You can do this with just about any meat, taking into account that different types of meat will last longer in the fridge than others (you shouldn’t, for example, sous vide some salmon and expect it to stay fresh a whole week).

But sous vide isn’t just for animal proteins. I’ve used sous vide to batch-cook asparagus, broccoli, carrots, and eggs—those iconic egg bites from Starbucks are sous vide, after all.

While these foods generally aren’t as difficult to cook as a good cut of meat, sous vide still allows me to set it and forget it, meaning I don’t have to hover over the stove or check the oven when I’m trying to do other things. (This is also critical in the summer, when I’ll do anything to keep the temperature in my house as low as possible.)
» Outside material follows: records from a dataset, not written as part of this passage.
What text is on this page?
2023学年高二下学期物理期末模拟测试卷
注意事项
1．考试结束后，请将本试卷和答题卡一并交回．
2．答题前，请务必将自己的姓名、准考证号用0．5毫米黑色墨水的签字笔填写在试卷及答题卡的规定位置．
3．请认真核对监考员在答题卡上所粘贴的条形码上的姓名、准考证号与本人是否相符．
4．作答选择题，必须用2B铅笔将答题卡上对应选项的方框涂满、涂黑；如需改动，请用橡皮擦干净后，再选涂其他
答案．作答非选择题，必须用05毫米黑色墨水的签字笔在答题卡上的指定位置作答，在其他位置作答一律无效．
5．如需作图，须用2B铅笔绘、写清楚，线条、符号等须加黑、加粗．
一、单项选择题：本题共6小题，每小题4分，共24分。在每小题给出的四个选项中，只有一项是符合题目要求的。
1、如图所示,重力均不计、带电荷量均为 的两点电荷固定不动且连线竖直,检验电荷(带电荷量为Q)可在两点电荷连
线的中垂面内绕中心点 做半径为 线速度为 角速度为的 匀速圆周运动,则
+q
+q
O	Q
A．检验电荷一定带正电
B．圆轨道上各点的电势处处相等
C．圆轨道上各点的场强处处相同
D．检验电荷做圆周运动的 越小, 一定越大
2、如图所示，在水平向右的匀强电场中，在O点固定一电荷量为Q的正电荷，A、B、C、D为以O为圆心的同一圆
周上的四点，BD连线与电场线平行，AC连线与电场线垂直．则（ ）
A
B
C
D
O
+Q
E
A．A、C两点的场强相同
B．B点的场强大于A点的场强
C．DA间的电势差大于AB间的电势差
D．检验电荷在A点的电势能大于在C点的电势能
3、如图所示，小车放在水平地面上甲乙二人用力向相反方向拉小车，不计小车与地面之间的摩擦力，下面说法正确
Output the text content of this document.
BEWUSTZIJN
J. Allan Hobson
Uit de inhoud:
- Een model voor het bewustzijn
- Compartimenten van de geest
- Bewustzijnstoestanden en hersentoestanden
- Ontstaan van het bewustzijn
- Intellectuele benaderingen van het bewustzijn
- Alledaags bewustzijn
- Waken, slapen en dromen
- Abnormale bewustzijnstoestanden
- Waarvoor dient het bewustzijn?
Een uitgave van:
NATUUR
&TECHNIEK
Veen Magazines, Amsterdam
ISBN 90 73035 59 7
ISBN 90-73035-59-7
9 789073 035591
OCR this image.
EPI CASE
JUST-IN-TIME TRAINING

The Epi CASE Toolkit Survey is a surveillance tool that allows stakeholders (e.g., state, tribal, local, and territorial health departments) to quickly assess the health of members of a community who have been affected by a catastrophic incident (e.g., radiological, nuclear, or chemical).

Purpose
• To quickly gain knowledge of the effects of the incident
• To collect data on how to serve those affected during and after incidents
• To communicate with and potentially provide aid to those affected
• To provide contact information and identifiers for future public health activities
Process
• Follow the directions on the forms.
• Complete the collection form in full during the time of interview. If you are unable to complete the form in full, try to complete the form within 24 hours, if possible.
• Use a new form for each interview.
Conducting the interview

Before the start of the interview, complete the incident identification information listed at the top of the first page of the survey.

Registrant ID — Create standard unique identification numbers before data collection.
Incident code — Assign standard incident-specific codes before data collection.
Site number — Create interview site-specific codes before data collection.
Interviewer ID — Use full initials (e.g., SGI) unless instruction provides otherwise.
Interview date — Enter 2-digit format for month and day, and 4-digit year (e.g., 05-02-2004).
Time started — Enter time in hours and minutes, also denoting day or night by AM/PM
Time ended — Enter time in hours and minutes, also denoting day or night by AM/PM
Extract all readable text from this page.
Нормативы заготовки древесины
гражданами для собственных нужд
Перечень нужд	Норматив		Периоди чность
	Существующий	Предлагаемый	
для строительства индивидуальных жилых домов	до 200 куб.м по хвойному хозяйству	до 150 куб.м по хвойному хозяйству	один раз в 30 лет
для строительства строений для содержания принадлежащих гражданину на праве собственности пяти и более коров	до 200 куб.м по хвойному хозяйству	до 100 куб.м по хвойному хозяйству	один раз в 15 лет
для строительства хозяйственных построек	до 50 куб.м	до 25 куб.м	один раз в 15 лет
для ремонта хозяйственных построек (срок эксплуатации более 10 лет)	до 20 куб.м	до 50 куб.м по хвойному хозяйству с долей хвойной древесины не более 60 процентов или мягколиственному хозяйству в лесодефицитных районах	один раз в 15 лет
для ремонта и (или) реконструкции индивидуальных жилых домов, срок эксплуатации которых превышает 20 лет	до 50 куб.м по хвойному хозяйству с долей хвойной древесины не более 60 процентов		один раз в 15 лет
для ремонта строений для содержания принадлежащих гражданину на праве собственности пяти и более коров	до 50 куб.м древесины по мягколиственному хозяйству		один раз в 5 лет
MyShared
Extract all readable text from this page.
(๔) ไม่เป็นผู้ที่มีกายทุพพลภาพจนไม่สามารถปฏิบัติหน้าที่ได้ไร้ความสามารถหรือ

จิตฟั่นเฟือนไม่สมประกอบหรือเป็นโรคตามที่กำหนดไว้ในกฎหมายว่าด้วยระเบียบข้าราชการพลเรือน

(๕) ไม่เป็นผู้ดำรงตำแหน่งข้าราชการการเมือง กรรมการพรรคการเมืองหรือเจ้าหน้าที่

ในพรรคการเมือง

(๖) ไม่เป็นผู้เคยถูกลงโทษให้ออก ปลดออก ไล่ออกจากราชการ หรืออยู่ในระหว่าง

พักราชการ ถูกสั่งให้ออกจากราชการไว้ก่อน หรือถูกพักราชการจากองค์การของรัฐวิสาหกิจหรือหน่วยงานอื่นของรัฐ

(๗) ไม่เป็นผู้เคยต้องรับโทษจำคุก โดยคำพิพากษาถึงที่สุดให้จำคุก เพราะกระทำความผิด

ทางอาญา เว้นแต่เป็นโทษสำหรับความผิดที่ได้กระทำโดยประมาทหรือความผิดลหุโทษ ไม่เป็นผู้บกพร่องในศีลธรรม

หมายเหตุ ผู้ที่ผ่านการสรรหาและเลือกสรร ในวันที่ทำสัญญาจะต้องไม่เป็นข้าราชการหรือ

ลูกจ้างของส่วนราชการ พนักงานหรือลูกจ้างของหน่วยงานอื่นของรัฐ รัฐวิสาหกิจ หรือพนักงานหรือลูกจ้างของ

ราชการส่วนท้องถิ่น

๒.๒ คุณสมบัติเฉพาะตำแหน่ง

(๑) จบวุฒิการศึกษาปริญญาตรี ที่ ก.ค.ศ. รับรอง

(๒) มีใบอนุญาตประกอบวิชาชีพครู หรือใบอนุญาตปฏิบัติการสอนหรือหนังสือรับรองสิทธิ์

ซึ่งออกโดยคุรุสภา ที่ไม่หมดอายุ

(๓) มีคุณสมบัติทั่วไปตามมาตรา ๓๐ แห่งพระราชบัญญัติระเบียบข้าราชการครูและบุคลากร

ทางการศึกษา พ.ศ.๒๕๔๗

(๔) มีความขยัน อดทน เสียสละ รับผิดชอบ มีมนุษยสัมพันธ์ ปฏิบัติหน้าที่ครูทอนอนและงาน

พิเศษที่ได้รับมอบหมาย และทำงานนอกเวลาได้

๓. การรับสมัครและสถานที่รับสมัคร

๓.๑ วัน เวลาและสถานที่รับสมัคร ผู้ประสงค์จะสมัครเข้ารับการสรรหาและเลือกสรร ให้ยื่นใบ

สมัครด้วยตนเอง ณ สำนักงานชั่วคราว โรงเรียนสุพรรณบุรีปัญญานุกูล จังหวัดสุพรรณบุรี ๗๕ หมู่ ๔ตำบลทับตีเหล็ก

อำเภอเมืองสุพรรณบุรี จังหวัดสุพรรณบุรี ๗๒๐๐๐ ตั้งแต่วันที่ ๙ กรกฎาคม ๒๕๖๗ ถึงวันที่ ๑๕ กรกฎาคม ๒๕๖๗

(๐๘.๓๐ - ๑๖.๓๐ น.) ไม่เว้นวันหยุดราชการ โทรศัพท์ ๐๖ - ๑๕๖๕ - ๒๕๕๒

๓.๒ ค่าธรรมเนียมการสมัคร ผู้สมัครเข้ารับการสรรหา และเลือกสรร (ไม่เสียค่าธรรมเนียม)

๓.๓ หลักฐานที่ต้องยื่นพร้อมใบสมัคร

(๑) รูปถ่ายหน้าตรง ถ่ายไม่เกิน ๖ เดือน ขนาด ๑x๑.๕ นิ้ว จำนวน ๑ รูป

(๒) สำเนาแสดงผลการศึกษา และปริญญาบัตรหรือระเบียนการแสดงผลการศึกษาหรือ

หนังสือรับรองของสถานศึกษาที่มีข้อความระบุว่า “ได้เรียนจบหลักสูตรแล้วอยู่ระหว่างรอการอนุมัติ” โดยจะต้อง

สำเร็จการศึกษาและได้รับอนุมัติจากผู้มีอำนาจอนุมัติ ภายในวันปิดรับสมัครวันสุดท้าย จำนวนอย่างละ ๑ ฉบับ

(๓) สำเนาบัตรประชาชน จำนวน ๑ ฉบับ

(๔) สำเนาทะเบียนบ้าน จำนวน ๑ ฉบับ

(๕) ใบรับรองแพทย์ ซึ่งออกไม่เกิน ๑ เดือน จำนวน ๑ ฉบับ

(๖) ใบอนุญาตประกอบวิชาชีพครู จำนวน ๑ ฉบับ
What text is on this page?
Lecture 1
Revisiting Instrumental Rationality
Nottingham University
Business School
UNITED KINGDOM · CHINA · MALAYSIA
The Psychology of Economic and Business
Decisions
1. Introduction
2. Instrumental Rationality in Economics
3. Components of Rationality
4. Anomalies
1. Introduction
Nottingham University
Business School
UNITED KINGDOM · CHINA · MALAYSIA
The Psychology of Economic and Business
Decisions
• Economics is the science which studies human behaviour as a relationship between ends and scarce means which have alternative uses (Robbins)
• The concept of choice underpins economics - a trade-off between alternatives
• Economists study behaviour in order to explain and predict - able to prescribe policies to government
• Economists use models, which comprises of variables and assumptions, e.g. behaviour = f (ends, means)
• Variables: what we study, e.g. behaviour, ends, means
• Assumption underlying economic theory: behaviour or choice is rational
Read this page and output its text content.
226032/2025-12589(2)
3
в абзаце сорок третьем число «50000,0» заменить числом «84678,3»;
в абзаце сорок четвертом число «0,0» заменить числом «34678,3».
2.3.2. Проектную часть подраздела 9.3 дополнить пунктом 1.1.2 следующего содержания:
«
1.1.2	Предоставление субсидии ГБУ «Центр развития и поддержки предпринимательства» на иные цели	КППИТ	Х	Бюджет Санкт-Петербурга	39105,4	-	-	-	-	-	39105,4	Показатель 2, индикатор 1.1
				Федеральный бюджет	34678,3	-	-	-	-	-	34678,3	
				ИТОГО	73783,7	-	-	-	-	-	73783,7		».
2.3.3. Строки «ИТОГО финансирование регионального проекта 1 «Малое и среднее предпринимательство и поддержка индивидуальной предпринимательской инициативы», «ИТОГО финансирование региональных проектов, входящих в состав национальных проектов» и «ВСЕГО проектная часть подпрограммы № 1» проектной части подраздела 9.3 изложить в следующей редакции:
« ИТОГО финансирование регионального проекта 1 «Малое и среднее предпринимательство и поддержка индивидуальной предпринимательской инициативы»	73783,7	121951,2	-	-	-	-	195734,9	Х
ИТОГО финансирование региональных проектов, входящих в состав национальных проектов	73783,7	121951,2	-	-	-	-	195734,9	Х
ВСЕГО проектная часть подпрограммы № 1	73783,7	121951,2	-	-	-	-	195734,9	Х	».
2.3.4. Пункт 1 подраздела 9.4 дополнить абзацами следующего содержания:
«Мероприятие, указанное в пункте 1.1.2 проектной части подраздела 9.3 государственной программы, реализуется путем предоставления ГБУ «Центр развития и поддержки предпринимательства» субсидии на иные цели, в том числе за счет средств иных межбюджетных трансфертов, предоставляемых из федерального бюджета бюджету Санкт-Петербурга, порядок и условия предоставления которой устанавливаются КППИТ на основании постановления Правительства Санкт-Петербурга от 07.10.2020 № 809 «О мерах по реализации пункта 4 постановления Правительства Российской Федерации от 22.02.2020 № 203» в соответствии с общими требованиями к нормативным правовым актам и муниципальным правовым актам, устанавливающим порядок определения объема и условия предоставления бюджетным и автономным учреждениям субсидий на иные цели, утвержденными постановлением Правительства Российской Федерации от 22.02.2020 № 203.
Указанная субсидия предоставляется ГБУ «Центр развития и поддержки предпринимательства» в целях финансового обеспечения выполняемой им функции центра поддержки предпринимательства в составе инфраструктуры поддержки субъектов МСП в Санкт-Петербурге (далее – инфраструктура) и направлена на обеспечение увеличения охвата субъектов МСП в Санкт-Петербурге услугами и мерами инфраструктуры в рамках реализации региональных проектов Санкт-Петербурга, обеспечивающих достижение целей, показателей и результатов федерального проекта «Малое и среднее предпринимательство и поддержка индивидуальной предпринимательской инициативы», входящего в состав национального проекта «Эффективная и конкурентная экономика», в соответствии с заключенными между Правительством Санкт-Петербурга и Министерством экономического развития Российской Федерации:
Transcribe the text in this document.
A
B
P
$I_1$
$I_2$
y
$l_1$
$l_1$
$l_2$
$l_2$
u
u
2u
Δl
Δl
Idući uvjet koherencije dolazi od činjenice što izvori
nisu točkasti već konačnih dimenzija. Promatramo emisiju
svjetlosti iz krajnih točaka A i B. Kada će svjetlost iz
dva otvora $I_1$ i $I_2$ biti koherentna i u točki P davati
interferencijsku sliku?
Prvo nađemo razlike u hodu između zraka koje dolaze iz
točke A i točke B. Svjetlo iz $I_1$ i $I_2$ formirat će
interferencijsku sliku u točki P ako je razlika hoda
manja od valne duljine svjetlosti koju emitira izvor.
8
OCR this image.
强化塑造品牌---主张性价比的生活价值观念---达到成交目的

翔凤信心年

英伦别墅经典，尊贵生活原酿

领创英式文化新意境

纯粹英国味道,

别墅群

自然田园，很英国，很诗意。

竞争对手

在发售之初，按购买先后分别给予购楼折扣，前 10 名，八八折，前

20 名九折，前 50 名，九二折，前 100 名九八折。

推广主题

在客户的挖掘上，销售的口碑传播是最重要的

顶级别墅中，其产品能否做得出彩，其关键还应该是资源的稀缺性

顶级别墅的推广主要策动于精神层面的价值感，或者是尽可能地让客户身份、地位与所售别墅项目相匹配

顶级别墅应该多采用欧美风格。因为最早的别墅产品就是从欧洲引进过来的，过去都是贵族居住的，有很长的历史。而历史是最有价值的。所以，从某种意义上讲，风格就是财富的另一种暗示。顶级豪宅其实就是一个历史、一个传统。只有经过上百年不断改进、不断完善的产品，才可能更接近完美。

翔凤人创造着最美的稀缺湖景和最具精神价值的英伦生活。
With other meal prep essentials and sous vide basics by my side, I’m able to sous vide a ton of food at the beginning of the week to enjoy while I’m busy trying to work—and relax.

Which immersion circulators work best?

Using the ChefSteps Joule to sous vide
Credit: ChefSteps / Breville

The ChefSteps Joule is the best immersion circulator we've tested.

We’ve extensively tested sous vide immersion circulators in our lab and in our own kitchens. While I love the Anova Precision Cooker I use at home, our best overall pick for immersion circulators is the ChefSteps Joule, a sleek and incredibly precise device. The Joule is controlled entirely from your smartphone, comes with an ever-expanding library of recipes, and can easily be stored away in a drawer when not in use.